Abstract In Escherichia coli, the γ complex clamp loader loads the β-sliding clamp onto DNA. The β clamp tethers DNA polymerase III to DNA and enhances the efficiency of replication by increasing the processivity of DNA synthesis. In the presence of ATP, γ complex binds β and DNA to form a ternary complex. Binding to primed template DNA triggers γ complex to hydrolyze ATP and release the clamp onto DNA. Here, we investigated the kinetics of forming a ternary complex by measuring rates of γ complex binding β and DNA. A fluorescence intensity-based β binding assay was developed in which the fluorescence of pyrene covalently attached to β increases when bound by γ complex. Using this assay, an association rate constant of 2.3 × 107 m−1 s−1 for γ complex binding β was determined.
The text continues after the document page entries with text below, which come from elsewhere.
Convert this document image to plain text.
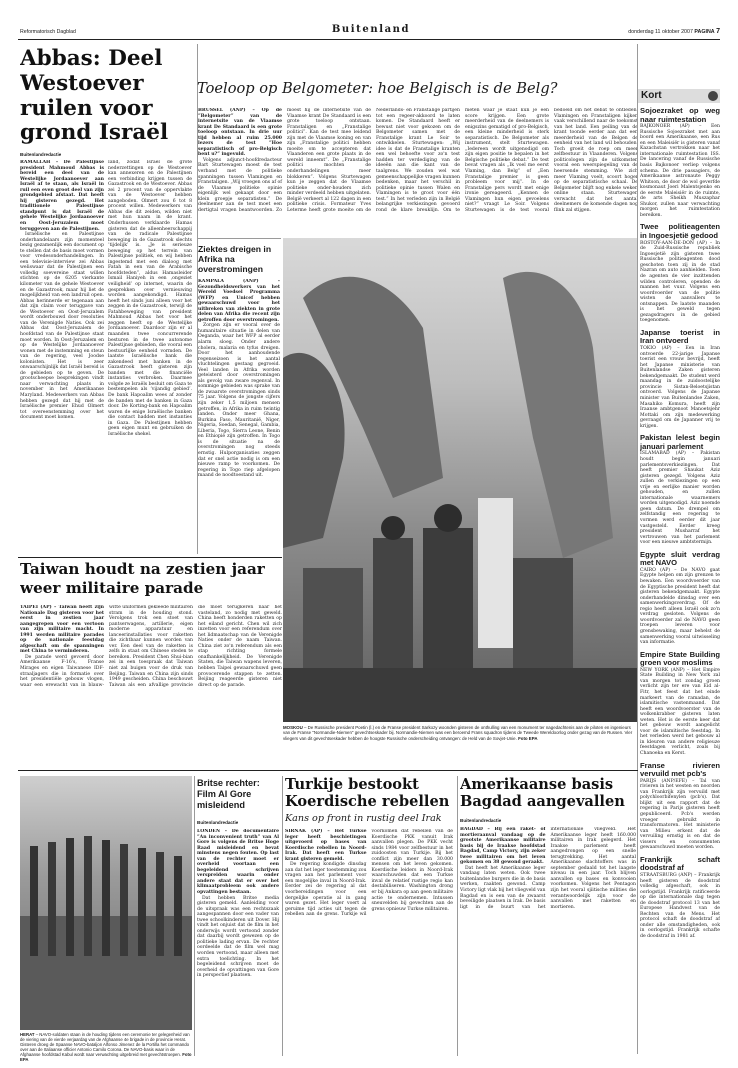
Reformatorisch Dagblad	Buitenland	donderdag 11 oktober 2007 PAGINA 7
Abbas: Deel Westoever ruilen voor grond Israël
Buitenlandredactie

RAMALLAH – De Palestijnse president Mahmoud Abbas is bereid een deel van de Westelijke Jordaanoever aan Israël af te staan, als Israël in ruil een even groot deel van zijn grondgebied afstaat. Dat heeft hij gisteren gezegd. Het traditionele Palestijnse standpunt is dat Israël de gehele Westelijke Jordaanoever en Oost-Jeruzalem moet teruggeven aan de Palestijnen.

Israëlische en Palestijnse onderhandelaars zijn momenteel bezig gezamenlijk een document op te stellen dat de basis moet vormen voor vredesonderhandelingen. In een televisie-interview zei Abbas weliswaar dat de Palestijnen een volledig soevereine staat willen stichten op de 6205 vierkante kilometer van de gehele Westoever en de Gazastrook, maar hij liet de mogelijkheid van een landruil open. Abbas herinnerde er tegenaan aan dat zijn claim voor teruggave van de Westoever en Oost-Jeruzalem wordt onderbouwd door resoluties van de Verenigde Naties. Ook zei Abbas dat Oost-Jeruzalem de hoofdstad van de Palestijnse staat moet worden. In Oost-Jeruzalem en op de Westelijke Jordaanoever wonen met de instemming en steun van de regering, veel Joodse kolonisten. Het is zeer onwaarschijnlijk dat Israël bereid is de gebieden op te geven. De grootscheepse besprekingen vindt naar verwachting plaats in november in het Amerikaanse Maryland. Medewerkers van Abbas hebben gezegd dat hij met de Israëlische premier Ehud Olmert tot overeenstemming over het document moet komen.

Iand, zodat Israël de grote nederzettingen op de Westoever kan annexeren en de Palestijnen een verbinding krijgen tussen de Gazastrook en de Westoever. Abbas zei 2 procent van de oppervlakte van de Westoever hebben aangeboden. Olmert zou 6 tot 8 procent willen. Medewerkers van Abbas die dit zeiden, wilden niet met hun naam in de krant. Onderhussen verklaarde Hamas gisteren dat de alleenheerschappij van de radicale Palestijnse beweging in de Gazastrook slechts ‘tijdelijk’ is. „Je is serieuze beweging op het terrein van Palestijnse politiek, en wij hebben ingestemd met een dialoog met Fatah in een van de Arabische hoofdsteden”, aldus Hamasleider Ismail Haniyeh in een ‚ongeziet veiligheid’ op internet, waarin de gesprekken over vernieuwing worden aangekondigd. Hamas heeft het sinds juni alleen voor het zeggen in de Gazastrook, terwijl de Fatahbeweging van president Mahmoud Abbas het voor het zeggen heeft op de Westelijke Jordaanoever. Daardoor zijn er al maanden twee concurrerende besturen in de twee autonome Palestijnse gebieden, die vooral een bestuurlijke eenheid vormden. De laatste Israëlische bank die zakendeed met banken in de Gazastrook heeft gisteren zijn banden met die financiële instanties verbroken. Daarmee volgde ze Israëls besluit om Gaza te bestempelen als ‘vijandig gebied’. De bank Hapoalim wees af zonder de banden met de banken in Gaza door. De Korting-bank en Hapoalim waren de enige Israëlische banken die contact hadden met instanties in Gaza. De Palestijnen hebben geen eigen munt en gebruiken de Israëlische shekel.

Toeloop op Belgometer: hoe Belgisch is de Belg?

BRUSSEL (ANP) – Op de ”Belgometer” van de internetsite van de Vlaamse krant De Standaard is een grote toeloop ontstaan. In drie uur tijd hebben al ruim 25.000 lezers de test ”Hoe separatistisch of pro-Belgisch bent u?” ingevuld.

Volgens adjunct-hoofdredacteur Bart Sturtewagen moest de test verband met de politieke spanningen tussen Vlamingen en Franstaligen. „Wij vroegen ons af of de Vlaamse politieke opinie eigenlijk wel gekaapt door een klein groepje separatisten.” De deelnemer aan de test moet een dertigtal vragen beantwoorden. Zo moest hij de internetsite van de Vlaamse krant De Standaard is een grote toeloop ontstaan. Franstaligen en „Franstalige politici”. Kan de test mee leidend zijn met de Vlaamse koning en van zijn „Franstalige politici hebben moeite om te accepteren dat Vlaanderen een grote plaats in de wereld inneemt”. De „Franstalige politici mochten de onderhandelingen meer blokkeren”. Volgens Sturtewagen kun je zeggen dat de Vlaamse politieke onder-houders zich minder verdeeld hebben uitgelaten. België verkeert al 122 dagen in een politieke crisis. Formateur Yves Leterme heeft grote moeite om de Nederlands- en Franstalige partijen tot een regeer-akkoord te laten komen. De Standaard heeft er bewust niet voor gekozen om de Belgometer samen met de Franstalige krant Le Soir te ontwikkelen. Sturtewagen: „Wij idee is dat de Franstalige kranten een wel behoefte voor zo'n test hadden ter verdediging van de ideeën aan die kant van de taalgrens. We zouden wel wat gemeenschappelijke vragen kunnen bedenken, maar het verschil in politieke opinie tussen Walen en Vlamingen is te groot voor één test.” In het verleden zijn in België belangrijke verkiezingen gevoerd rond de klare breuklijn. Om te meten waar je staat kun je een score krijgen. Een grote meerderheid van de deelnemers is enigszins gematigd of pro-Belgisch, een kleine minderheid is sterk separatistisch. De Belgometer als instrument, stelt Sturtewagen. „Iedereen wordt uitgenodigd om zijn eigen positie te bepalen in het Belgische politieke debat.” De test bevat vragen als „Ik voel me eerst Vlaming, dan Belg” of „Een Franstalige premier is geen probleem voor mij”. In de Franstalige pers wordt met enige ironie gereageerd. „Kennen de Vlamingen hun eigen gevoelens niet?” vraagt Le Soir. Volgens Sturtewagen is de test vooral bedoeld om het debat te ontleden. Vlamingen en Franstaligen kijken vaak verschillend naar de toekomst van het land. Een peiling van de krant toonde eerder aan dat een meerderheid van de Belgen de eenheid van het land wil behouden. Toch groeit de roep om meer zelfbestuur in Vlaanderen. Volgens politicologen zijn de uitkomsten vooral een weerspiegeling van de heersende stemming. Wie zich meer Vlaming voelt, scoort hoger op de separatistische schaal. De Belgometer blijft nog enkele weken online staan. Sturtewagen verwacht dat het aantal deelnemers de komende dagen nog flink zal stijgen.

Kort
Sojoezraket op weg naar ruimtestation

BAJKONOER (AP) – Een Russische Sojoezraket met aan boord een Amerikaanse, een Rus en een Maleisiër is gisteren vanaf Kazachstan vertrokken naar het internationale ruimtestation ISS. De lancering vanaf de Russische basis Bajkonoer verliep volgens schema. De drie passagiers, de Amerikaanse astronaute Peggy Whitson, de door de wol geverfde kosmonaut Joeri Malentsjenko en de eerste Maleisiër in de ruimte, de arts Sheikh Muszaphar Shukor, zullen naar verwachting morgen het ruimtestation bereiken.

Twee politieagenten in Ingoesjetië gedood

ROSTOV-AAN-DE-DON (AP) – In de Zuid-Russische republiek Ingoesjetië zijn gisteren twee Russische politieagenten dood geschoten toen zij in de stad Nazran om auto aanhielden. Toen de agenten de vier inzittenden wilden controleren, openden de mannen het vuur. Volgens een woordvoerder van de politie wisten de aanvallers te ontsnappen. De laatste maanden is het geweld tegen gezagsdragers in de gebied toegenomen.

Japanse toerist in Iran ontvoerd

TOKIO (AP) – Een in Iran ontvoerde 22-jarige Japanse toerist een vrouw bevrijd, heeft het Japanse ministerie van Buitenlandse Zaken gisteren bekendgemaakt. De student werd maandag in de zuidoostelijke provincie Sistan-Beloetsjistan ontvoerd. Volgens de Japanse minister van Buitenlandse Zaken, Masahiko Komura, heeft zijn Iraanse ambtgenoot Manoetsjehr Mottaki om zijn medewerking gevraagd om de Japanner vrij te krijgen.

Pakistan lelest begin januari parlement

ISLAMABAD (AP) – Pakistan houdt begin januari parlementsverkiezingen. Dat heeft premier Shaukat Aziz gisteren gezegd. Volgens Aziz zullen de verkiezingen op een vrije en eerlijke manier worden gehouden, en zullen internationale waarnemers worden uitgenodigd. Aziz noemde geen datum. De drempel om zelfstandig een regering te vormen werd eerder dit jaar vastgesteld. Eerder kreeg president Musharraf het vertrouwen van het parlement voor een nieuwe ambtstermijn.

Egypte sluit verdrag met NAVO

CAIRO (AP) – De NAVO gaat Egypte helpen om zijn grenzen te bewaken. Een woordvoerder van de Egyptische president heeft dat gisteren bekendgemaakt. Egypte onderhandelde dinsdag over een samenwerkingsverdrag. Of de regio heeft alleen Israël ook zo'n verdrag gesloten. Volgens de woordvoerder zal de NAVO geen troepen leveren voor grensbewaking, maar behelst de samenwerking vooral uitwisseling van informatie.

Empire State Building groen voor moslims

NEW YORK (ANP) – Het Empire State Building in New York zal van morgen tot zondag groen verlicht zijn ter ere van Eid al-Fitr, het feest dat het einde markeert van de ramadan, de islamitische vastenmaand. Dat heeft een woordvoerster van de wolkenkrabber gisteren laten weten. Het is de eerste keer dat het gebouw wordt aangelicht voor de islamitische feestdag. In het verleden werd het gebouw al in kleuren van andere religieuze feestdagen verlicht, zoals bij Chanoeka en Kerst.

Franse rivieren vervuild met pcb's

PARIJS (ANP/EFE) – Tal van rivieren in het westen en noorden van Frankrijk zijn vervuild met polychloorbifenylen (pcb's). Dat blijkt uit een rapport dat de regering in Parijs gisteren heeft gepubliceerd. Pcb's werden vroeger gebruikt in transformatoren. Het ministerie van Milieu erkent dat de vervuiling ernstig is en dat de vissers en consumenten gewaarschuwd moeten worden.

Frankrijk schaft doodstraf af

STRAATSBURG (ANP) – Frankrijk heeft gisteren de doodstraf volledig afgeschaft, ook in oorlogstijd. Frankrijk ratificeerde op die internationale dag tegen de doodstraf protocol 13 van het Europese Handvest van de Rechten van de Mens. Het protocol schaft de doodstraf af onder alle omstandigheden, ook in oorlogstijd. Frankrijk schafte de doodstraf in 1981 af.

Ziektes dreigen in Afrika na overstromingen

KAMPALA (ANP) – Gezondheidswerkers van het Wereld Voedsel Programma (WFP) en Unicef hebben gewaarschuwd voor het uitbreken van ziekten in grote delen van Afrika die recent zijn getroffen door overstromingen.

Zorgen zijn er vooral over de humanitaire situatie in delen van Oeganda, waar het WFP al eerder alarm sloeg. Onder andere cholera, malaria en tyfus dreigen. Door het aanhoudende regenseizoen is het aantal vluchtelingen gestaag gegroeid. Veel landen in Afrika worden geteisterd door overstromingen als gevolg van zware regenval. In sommige gebieden was sprake van de zwaarste overstromingen sinds 75 jaar. Volgens de jongste cijfers zijn zeker 1,5 miljoen mensen getroffen, in Afrika in ruim twintig landen. Onder meer Ghana, Burkina Faso, Mauritanië, Niger, Nigeria, Soedan, Senegal, Gambia, Liberia, Togo, Sierra Leone, Benin en Ethiopië zijn getroffen. In Togo is de situatie na de overstromingen nog steeds ernstig. Hulporganisaties zeggen dat er snel actie nodig is om een nieuwe ramp te voorkomen. De regering in Togo riep afgelopen maand de noodtoestand uit.

MOSKOU – De Russische president Poetin (l.) en de Franse president Sarkozy woonden gisteren de onthulling van een monument ter nagedachtenis aan de piloten en ingenieurs van de Franse "Normandie-Niemen" gevechtseskader bij. Normandie-Niemen was een beroemd Frans squadron tijdens de Tweede Wereldoorlog onder gezag van de Russen. Vier vliegers van dit gevechtseskader hebben de hoogste Russische onderscheiding ontvangen: de Held van de Sovjet-Unie. Foto EPA
Taiwan houdt na zestien jaar weer militaire parade

TAIPEI (AP) – Taiwan heeft zijn Nationale Dag gisteren voor het eerst in zestien jaar aangegrepen voor een vertoon van zijn militaire macht. In 1991 werden militaire parades op de nationale feestdag afgeschaft om de spanningen met China te verminderen.

De parade werd gevoerd door Amerikaanse F-16's, Franse Mirages en eigen Taiwanese IDF-straaljagers die in formatie over het presidentiële gebouw vlogen, waar een erewacht van in blauw-witte uniformen gekleede militairen stram in de houding stond. Verolgens trok een stoet van pantserwagens, artillerie, eigen moderne apparatuur en lanceerinstallaties voor raketten die zichtbaar kunnen worden van ver. Een deel van de raketten is zelfs in staat om Chinese steden te bereiken. President Chen Shui-bian zei in een toespraak dat Taiwan niet zal buigen voor de druk van Beijing. Taiwan en China zijn sinds 1949 gescheiden. China beschouwt Taiwan als een afvallige provincie die moet terugkeren naar het vasteland, zo nodig met geweld. China heeft honderden raketten op het eiland gericht. Chen wil zich inzetten voor een referendum over het lidmaatschap van de Verenigde Naties onder de naam Taiwan. China ziet zo'n referendum als een stap richting formele onafhankelijkheid. De Verenigde Staten, die Taiwan wapens leveren, hebben Taipei gewaarschuwd geen provocerende stappen te zetten. Beijing reageerde gisteren niet direct op de parade.

HERAT – NAVO-soldaten staan in de houding tijdens een ceremonie ter gelegenheid van de viering van de vierde verjaardag van de Afghaanse 4e brigade in de provincie Herat. Gisteren droeg de Spaanse NAVO-bataljon Alfonso Jimenez de la Portilla het commando over aan de Italiaanse officier Antonio Camilo Corona. De NAVO-basis waar in de Afghaanse hoofdstad Kabul wordt naar verwachting uitgebreid met gevechtstroepen. Foto EPA
Britse rechter: Film Al Gore misleidend
Buitenlandredactie

LONDEN – De documentaire ”An inconvenient truth” van Al Gore is volgens de Britse Hoge Raad misleidend en bevat minstens negen fouten. Op last van de rechter moet er overheid voortaan een begeleidend schrijven verspreiden waarin onder andere staat dat er over het klimaatprobleem ook andere opvattingen bestaan.

Dat hebben Britse media gisteren gemeld. Aanleiding voor de uitspraak was een rechtszaak aangespannen door een vader van twee schoolkinderen uit Dover. Hij vindt het onjuist dat de film in het onderwijs wordt vertoond zonder dat daarbij wordt gewezen op de politieke lading ervan. De rechter oordeelde dat de film wel mag worden vertoond, maar alleen met extra toelichting. In het begeleidend schrijven moet de overheid de opvattingen van Gore in perspectief plaatsen.

Turkije bestookt Koerdische rebellen
Kans op front in rustig deel Irak

SIRNAK (AP) – Het Turkse leger heeft beschietingen uitgevoerd op bases van Koerdische rebellen in Noord-Irak. Dat heeft een Turkse krant gisteren gemeld.

De regering kondigde dinsdag aan dat het leger toestemming zou vragen aan het parlement voor een mogelijke inval in Noord-Irak. Eerder zei de regering al dat voorbereidingen voor een dergelijke operatie al in gang waren gezet. Het leger voert al geruime tijd acties uit tegen de rebellen aan de grens. Turkije wil voorkomen dat rebellen van de Koerdische PKK vanuit Irak aanvallen plegen. De PKK vecht sinds 1984 voor zelfbestuur in het zuidoosten van Turkije. Bij het conflict zijn meer dan 30.000 mensen om het leven gekomen. Koerdische leiders in Noord-Irak waarschuwden dat een Turkse inval de relatief rustige regio kan destabiliseren. Washington drong er bij Ankara op aan geen militaire actie te ondernemen. Intussen sneuvelden bij gevechten aan de grens opnieuw Turkse militairen.

Amerikaanse basis Bagdad aangevallen
Buitenlandredactie

BAGDAD – Bij een raket- of mortieraanval vandaag op de grootste Amerikaanse militaire basis bij de Iraakse hoofdstad Bagdad, Camp Victory, zijn zeker twee militairen om het leven gekomen en 38 gewond geraakt.

Dat heeft het Amerikaanse leger vandaag laten weten. Ook twee buitenlandse burgers die in de basis werken, raakten gewond. Camp Victory ligt vlak bij het vliegveld van Bagdad en is een van de zwaarst beveiligde plaatsen in Irak. De basis ligt in de buurt van het internationale vliegveld. Het Amerikaanse leger heeft 160.000 militairen in Irak gelegerd. Het Iraakse parlement heeft aangedrongen op een snelle terugtrekking. Het aantal Amerikaanse slachtoffers was in september gedaald tot het laagste niveau in een jaar. Toch blijven aanvallen op bases en konvooien voorkomen. Volgens het Pentagon zijn het vooral sjiitische milities die verantwoordelijk zijn voor de aanvallen met raketten en mortieren.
The rate of β binding was the same in experiments in which γ complex was preincubated with ATP before adding β or added directly to β and ATP. In contrast, when γ complex is preincubated with ATP, DNA binding is faster than when γ complex is added to DNA and ATP at the same time. Slow DNA binding in the absence of ATP preincubation is the result of a rate-limiting ATP-induced conformational change. Our results strongly suggest that the ATP-induced conformational changes that promote β binding and DNA binding differ. The slow ATP-induced conformational change that precedes DNA binding may provide a kinetic preference for γ complex to bind β before DNA during the clamp loading reaction cycle.